CHAPTER XI
BELLEGARDE ONCE MORE
Supper at Bellegarde was not the simple meal it had been for a year past at Colonel Carvel’s house in town. Mrs. Colfax was proud of her table, proud of her fried chickens and corn fritters and her desserts. How Virginia chafed at those suppers, and how she despised the guests whom her aunt was in the habit of inviting to some of them! And when none was present, she was forced to listen to Mrs. Colfax’s prattle about the fashions, her tirades against the Yankees.
“I’m sure he must be dead,” said that lady, one sultry evening in July. Her tone, however, was not one of conviction. A lazy wind from the river stirred the lawn of Virginia’s gown. The girl, with her hand on the wicker back of the chair, was watching a storm gather to the eastward, across the Illinois prairie.
“I don’t see why you say that, Aunt Lillian,” she replied. “Bad news travels faster than good.”
“And not a word from Comyn. It is cruel of him not to send us a line, telling us where his regiment is.”
Virginia did not reply. She had long since learned that the wisdom of silence was the best for her aunt’s unreasonableness. Certainly, if Clarence’s letters could not pass the close lines of the Federal troops, news of her father’s Texas regiment could not come from Red River.
“How was Judge Whipple to-day?” asked Mrs. Colfax presently.
“Very weak. He doesn’t seem to improve much.”
“I can’t see why Mrs. Brice,—isn’t that her name?—doesn’t take him to her house. Yankee women are such prudes.”
Virginia began to rock slowly, and her foot tapped the porch.
“Mrs. Brice has begged the Judge to come to her. But he says he has lived in those rooms, and that he will die there,—when the time comes.”
“How you worship that woman, Virginia! You have become quite a Yankee yourself, I believe, spending whole days with her, nursing that old man.”
“The Judge is an old friend of my father’s; I think he would wish it,” replied the girl, in a lifeless voice.

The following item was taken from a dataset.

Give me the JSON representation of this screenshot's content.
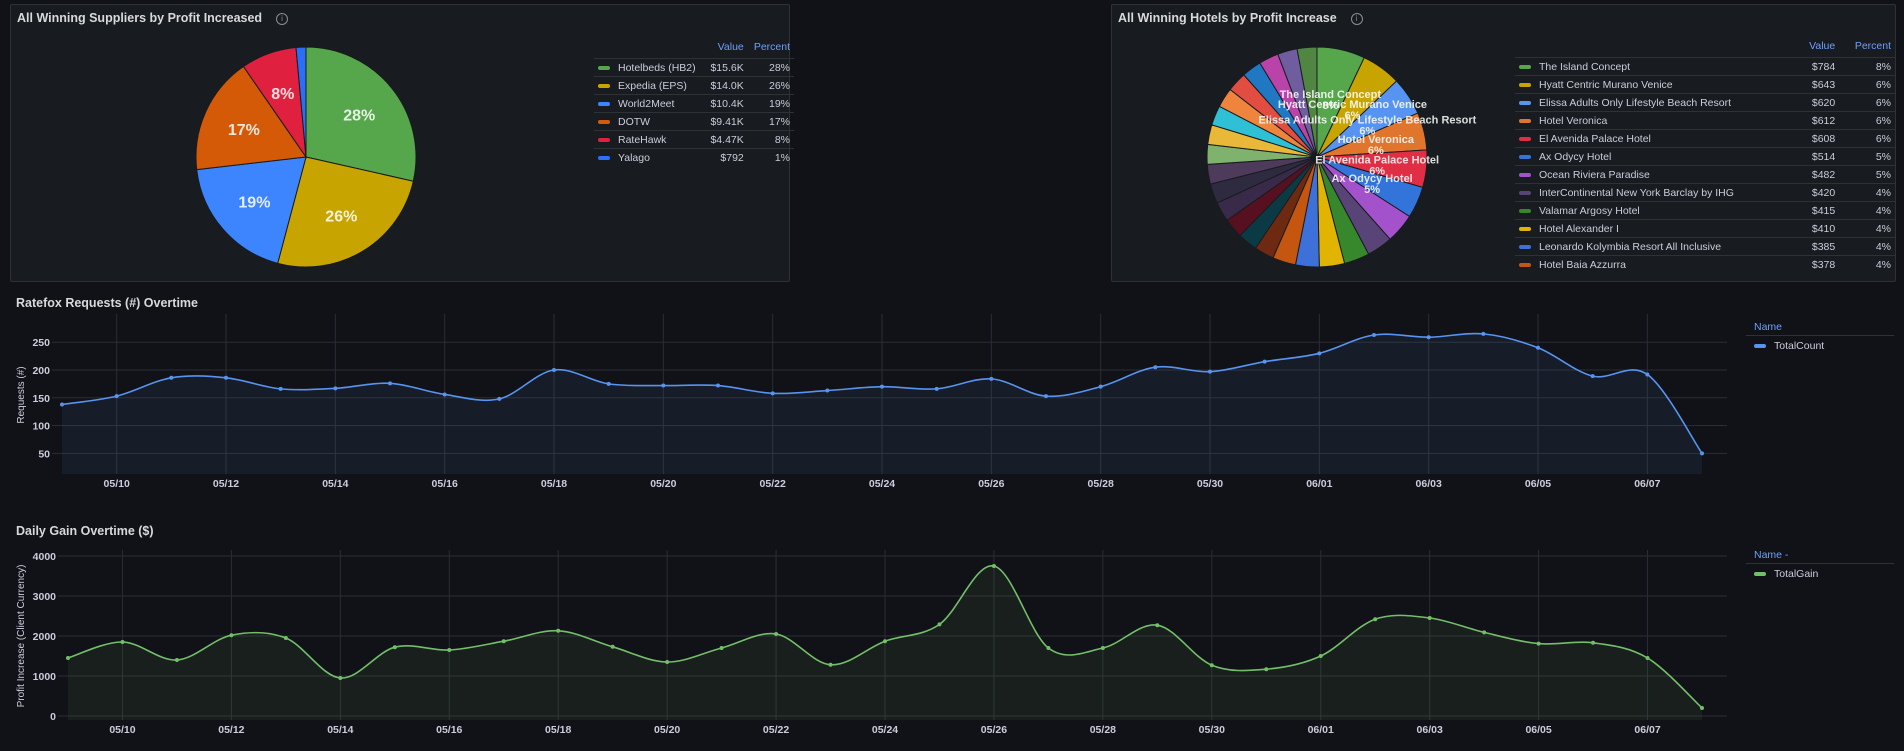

Her speech did not reveal all the pain and resentment she felt. She thought of the old man racked with pain and suffering in the heat, lying patient on his narrow bed, the only light of life remaining the presence of the two women. They came day by day, and often Margaret Brice had taken the place of the old negress who sat with him at night. Worship Margaret Brice! Yes, it was worship; it had been worship since the day she and her father had gone to the little whitewashed hospital. Providence had brought them together at the Judge’s bedside. The marvellous quiet power of the older woman had laid hold of the girl in spite of all barriers.
Often when the Judge’s pain was eased sufficiently for him to talk, he would speak of Stephen. The mother never spoke of her son, but a light would come into her eyes at this praise of him which thrilled Virginia to see. And when the good lady was gone, and the Judge had fallen into slumber, it would still haunt her.